Andrew Snowdon

A Word on Dialogue

In Uncategorized on Thursday 5 May 2011 at 12:30

Some years ago, I worked in the fraud department of a credit card company. Much of the work we did, outside of sending and requesting vast stacks of paper, involved comparing signatures and trying to figure out if people were lying to us. When things got slow (rarely) or management was otherwise occupied (almost always), I would pass the time by learning as much as I could about forensic handwriting analysis and document analysis without moving from my desk.

I came across descriptions of a fascinating technique called “statement analysis”. I would say it’s about as scientifically rigorous as graphology—i.e. not very—but the premise that how someone says something or what words they use can tell you what they think about what they’re saying is worth considering.

Creative writing, unlike criminal investigation, does not (generally) demand scientific rigour, so I think we can afford to look at one part of the theory which specifically applies to writing believable dialogue. This comes up not because I’ve been subjected as an audience member to unbelievable dialogue, but I’ve noticed one or two instances in plays where this principle was conspicuous in its absence. Since they were plays that paid special attention to the use of words, I paid special attention to the words used.

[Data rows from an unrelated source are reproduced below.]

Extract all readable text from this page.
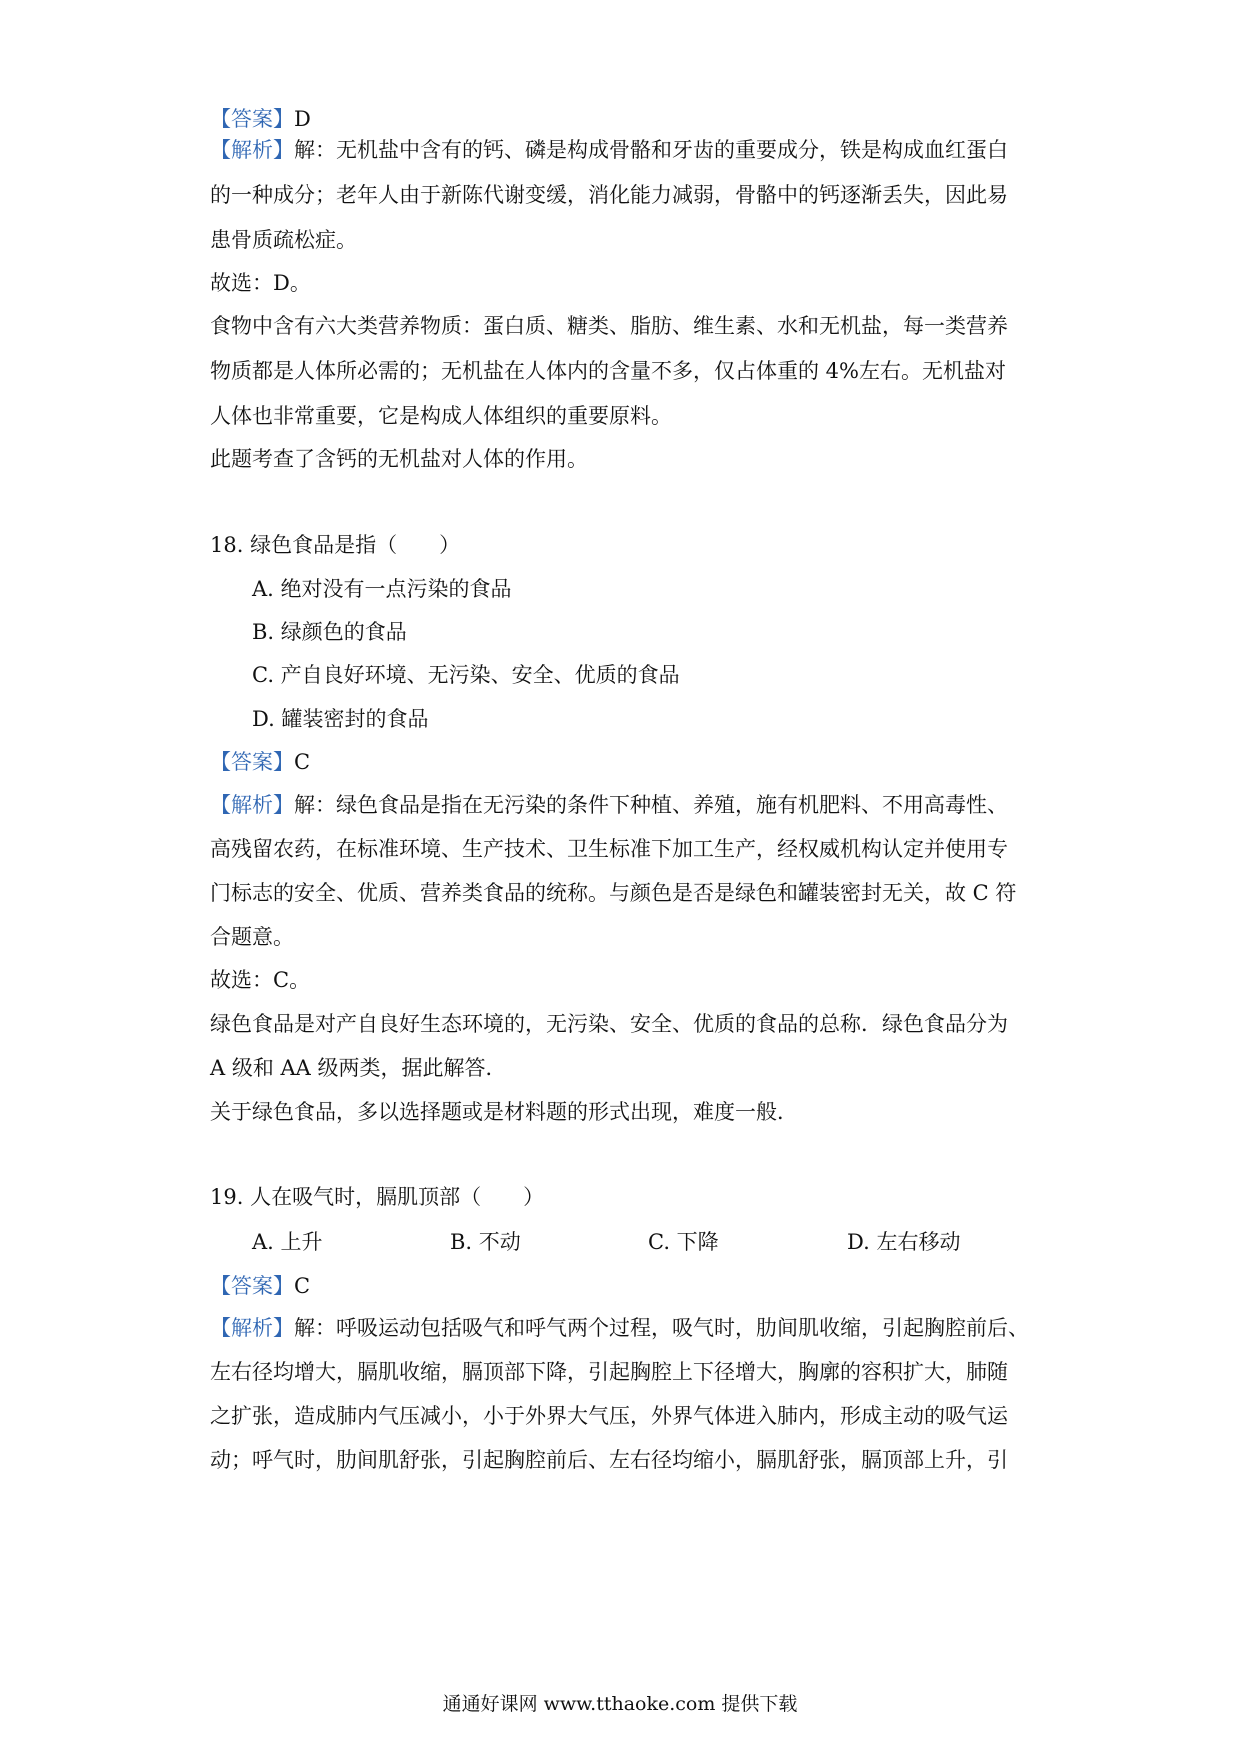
【答案】D
【解析】解：无机盐中含有的钙、磷是构成骨骼和牙齿的重要成分，铁是构成血红蛋白
的一种成分；老年人由于新陈代谢变缓，消化能力减弱，骨骼中的钙逐渐丢失，因此易
患骨质疏松症。
故选：D。
食物中含有六大类营养物质：蛋白质、糖类、脂肪、维生素、水和无机盐，每一类营养
物质都是人体所必需的；无机盐在人体内的含量不多，仅占体重的 4%左右。无机盐对
人体也非常重要，它是构成人体组织的重要原料。
此题考查了含钙的无机盐对人体的作用。
18. 绿色食品是指（　　）
A. 绝对没有一点污染的食品
B. 绿颜色的食品
C. 产自良好环境、无污染、安全、优质的食品
D. 罐装密封的食品
【答案】C
【解析】解：绿色食品是指在无污染的条件下种植、养殖，施有机肥料、不用高毒性、
高残留农药，在标准环境、生产技术、卫生标准下加工生产，经权威机构认定并使用专
门标志的安全、优质、营养类食品的统称。与颜色是否是绿色和罐装密封无关，故 C 符
合题意。
故选：C。
绿色食品是对产自良好生态环境的，无污染、安全、优质的食品的总称．绿色食品分为
A 级和 AA 级两类，据此解答．
关于绿色食品，多以选择题或是材料题的形式出现，难度一般．
19. 人在吸气时，膈肌顶部（　　）
A. 上升	B. 不动	C. 下降	D. 左右移动
【答案】C
【解析】解：呼吸运动包括吸气和呼气两个过程，吸气时，肋间肌收缩，引起胸腔前后、
左右径均增大，膈肌收缩，膈顶部下降，引起胸腔上下径增大，胸廓的容积扩大，肺随
之扩张，造成肺内气压减小，小于外界大气压，外界气体进入肺内，形成主动的吸气运
动；呼气时，肋间肌舒张，引起胸腔前后、左右径均缩小，膈肌舒张，膈顶部上升，引
通通好课网 www.tthaoke.com 提供下载
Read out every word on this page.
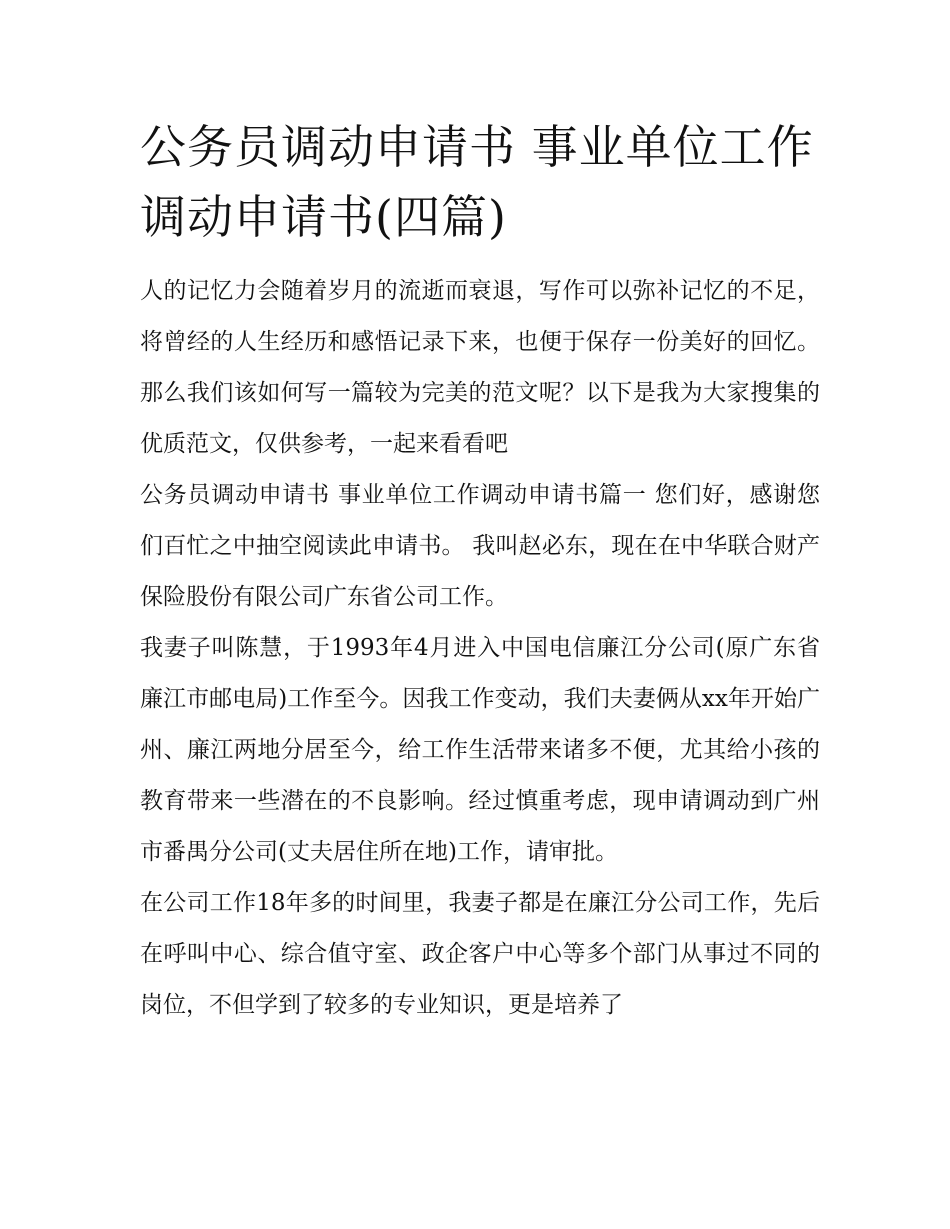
公务员调动申请书 事业单位工作调动申请书(四篇)

人的记忆力会随着岁月的流逝而衰退，写作可以弥补记忆的不足，将曾经的人生经历和感悟记录下来，也便于保存一份美好的回忆。那么我们该如何写一篇较为完美的范文呢？以下是我为大家搜集的优质范文，仅供参考，一起来看看吧

公务员调动申请书 事业单位工作调动申请书篇一 您们好，感谢您们百忙之中抽空阅读此申请书。 我叫赵必东，现在在中华联合财产保险股份有限公司广东省公司工作。

我妻子叫陈慧，于1993年4月进入中国电信廉江分公司(原广东省廉江市邮电局)工作至今。因我工作变动，我们夫妻俩从xx年开始广州、廉江两地分居至今，给工作生活带来诸多不便，尤其给小孩的教育带来一些潜在的不良影响。经过慎重考虑，现申请调动到广州市番禺分公司(丈夫居住所在地)工作，请审批。

在公司工作18年多的时间里，我妻子都是在廉江分公司工作，先后在呼叫中心、综合值守室、政企客户中心等多个部门从事过不同的岗位，不但学到了较多的专业知识，更是培养了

The theory is that a person will almost always use the same word to refer to the same thing (or person) unless they have a reason to do otherwise. This is called a personal dictionary or personal lexicon.

We see novice fiction writers violating this all over the place, possibly because some well-meaning English teacher (very likely not a published author) instilled in them the mania for using every word in their vocabulary as often as possible.

Here’s an example:
“You’ve met Sheila, haven’t you? My wife is a great admirer of yours. I was telling the other half just as we were leaving that we might run into you here. Dearest, this is John Bigslow.”

Reading it off the page (or the screen), you may find yourself wondering if “Sheila”, “my wife”, “the other half”, and “Dearest” are four different people. God help the actor stuck with that line in anything but a farce.

This is perhaps more natural:
“You’ve met my wife, haven’t you? She’s a great admirer of yours. I was telling her just as we were leaving that we might run into you here. Sheila, this is John Bigslow.” And then have our nameless doting husband refer to his wife as “my wife” in the third person and “Sheila” throughout the rest of the text—unless something catastrophic happens to their relationship, in which case the change of attitude can be subtly underscored by a change in language: “the wife” versus “my wife” works wonders.

Of course, this is an exaggerated example. However, on topics people feel strongly about, particularly those of politics, religion, and identity, they are utterly rigid about their vocabulary. What would you think of a person or character who used “Israeli” and “Jew” interchangeably? Do they think all Israelis are Jews and vice-versa? At least unconsciously. Do they think the distinction is important? Clearly not. Is this what you are trying to convey with the character? I hope so, otherwise you need to go back and clean up that dialogue before someone else reads it.

You can’t have someone explain the distinction between two terms, such as “sister” and “nun”, and then use them both to refer to the same person. Someone who self-identifies as “queer” or “African-American” is highly unlikely to switch suddenly to “gay” or “Black”. Even “kid” and “child” are decidedly different words; almost never will you hear the same person use both, and when they do, they mean two different things.

An exception to this principle is heightened or poetic dialogue, which is why Shakespeare is credited with adding so many words to the English language. Meter and rhyme call for a different approach to word choice. Just be sure you intend to be a poet before you commit poetry.

People actually use a smaller set of words than the average writer or playwright knows. This is to their advantage, as they can easier separate characters by varying their vocabulary space accordingly.

Never mind principles and rules. The best way to learn how to write effective, realistic dialogue is, of course, to listen to how people speak (this is why the best writers tend to be the least talkative people). Then you can evolve your own personal principles and rules of dialogue.